# Civil Engineer opportunities in Germany having dependant Visa



## Gurusri (Feb 26, 2020)

Hi,

Good morning. I got a job in Berlin, Germany and would like to know the opportunities for my spouse there.

1) Being a civil Engineer with 10+ years of experience how hard it would be to find a job with no German knowledge? Of course, we can get dependant Visa.

2) Provided we learn German language, is it possible to get good jobs for civil engineering there? If yes, what are the various ways to get a job?

If anybody is from the same field or know anything related to this post, please share your insights.

Thanks in advance. Cheers and Have a great day!


----------



## ALKB (Jan 20, 2012)

Gurusri said:


> Hi,
> 
> Good morning. I got a job in Berlin, Germany and would like to know the opportunities for my spouse there.
> 
> ...


Not all dependent visas are created equal and not all come with work rights.

Do you qualify for a BlueCard or will you have a regular work permit?
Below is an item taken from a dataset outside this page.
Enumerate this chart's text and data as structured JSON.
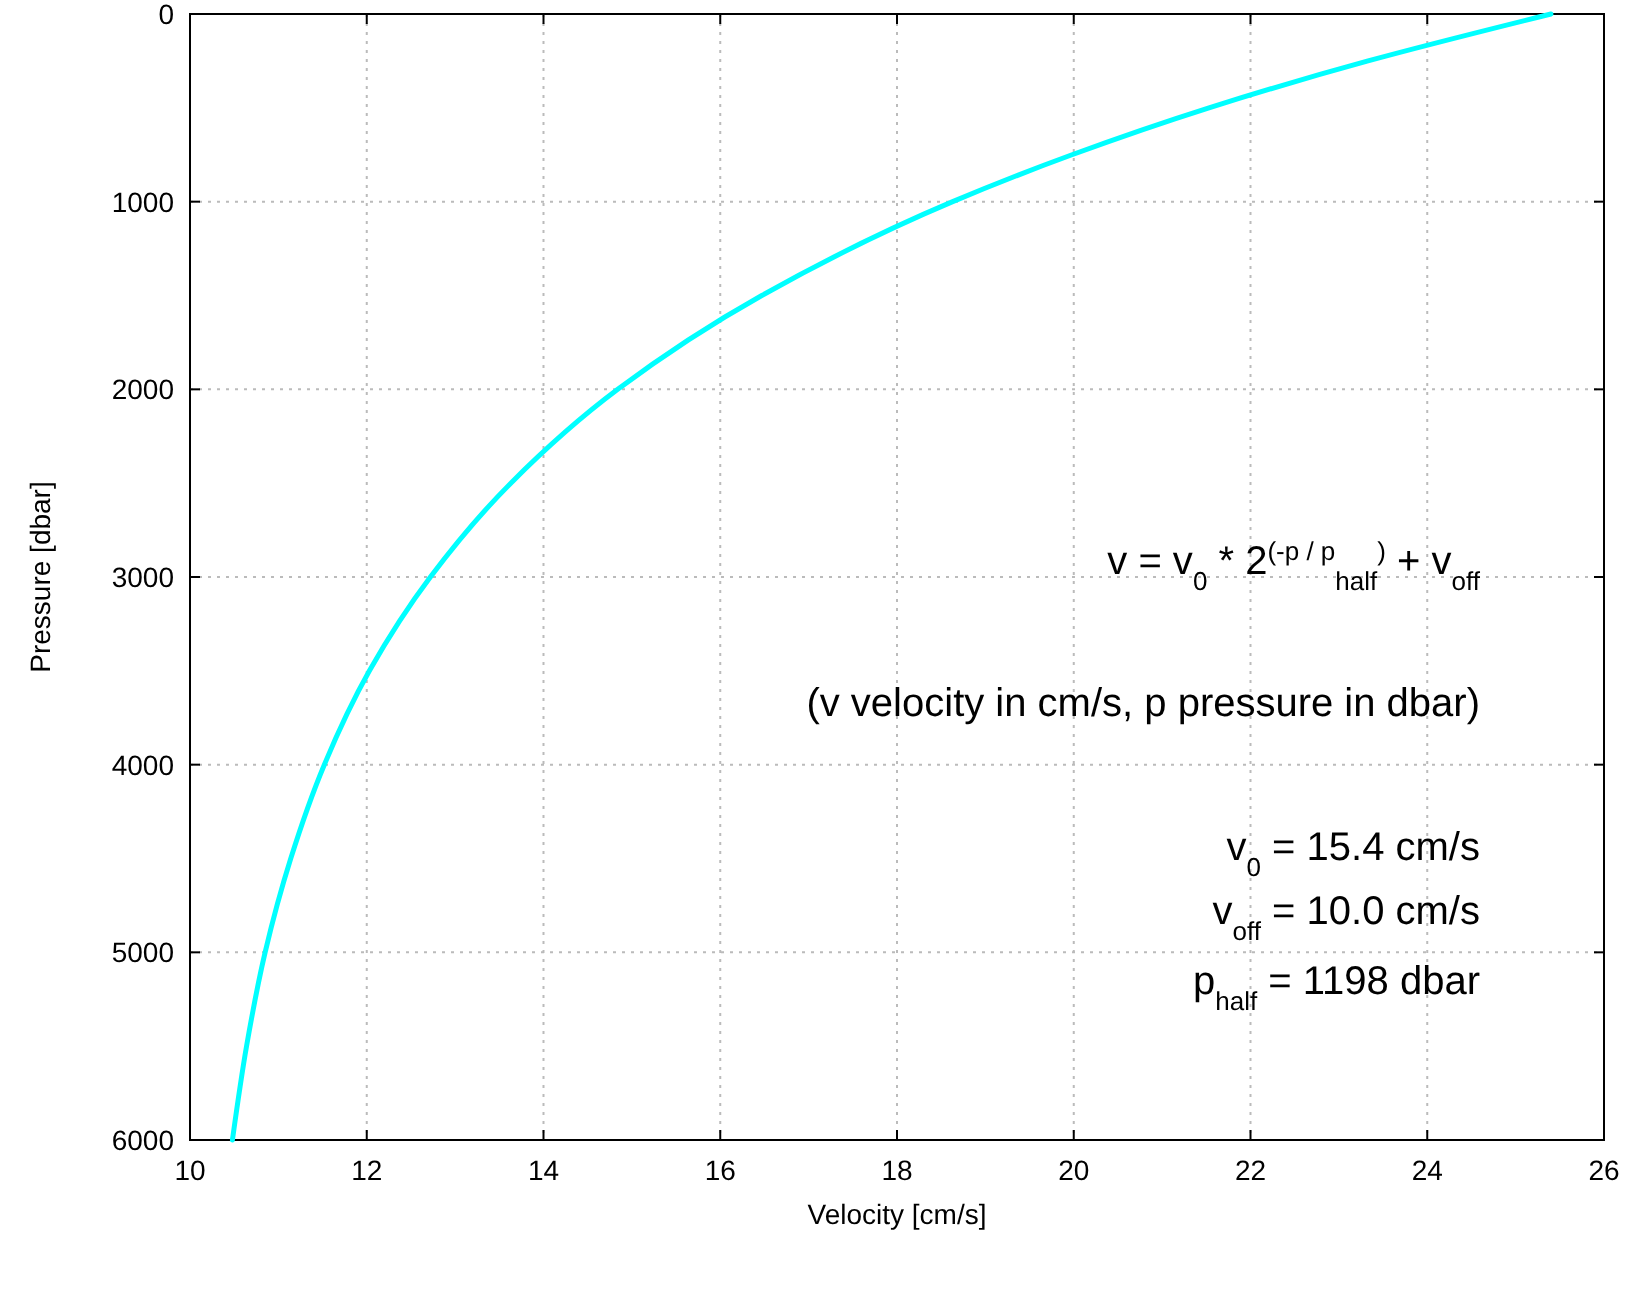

BlueCard gives dependents unrestricted access to the labour market while dependents to regular work permit holders do not get automatic work rights for the first 1-3 years.

What kind of civil engineer is your spouse?

One of the biggest challenges will probably be that they would have to work to German code and laws. Which are written in German. The kind of German that has native speakers stare and it and wonder what it actually means.


----------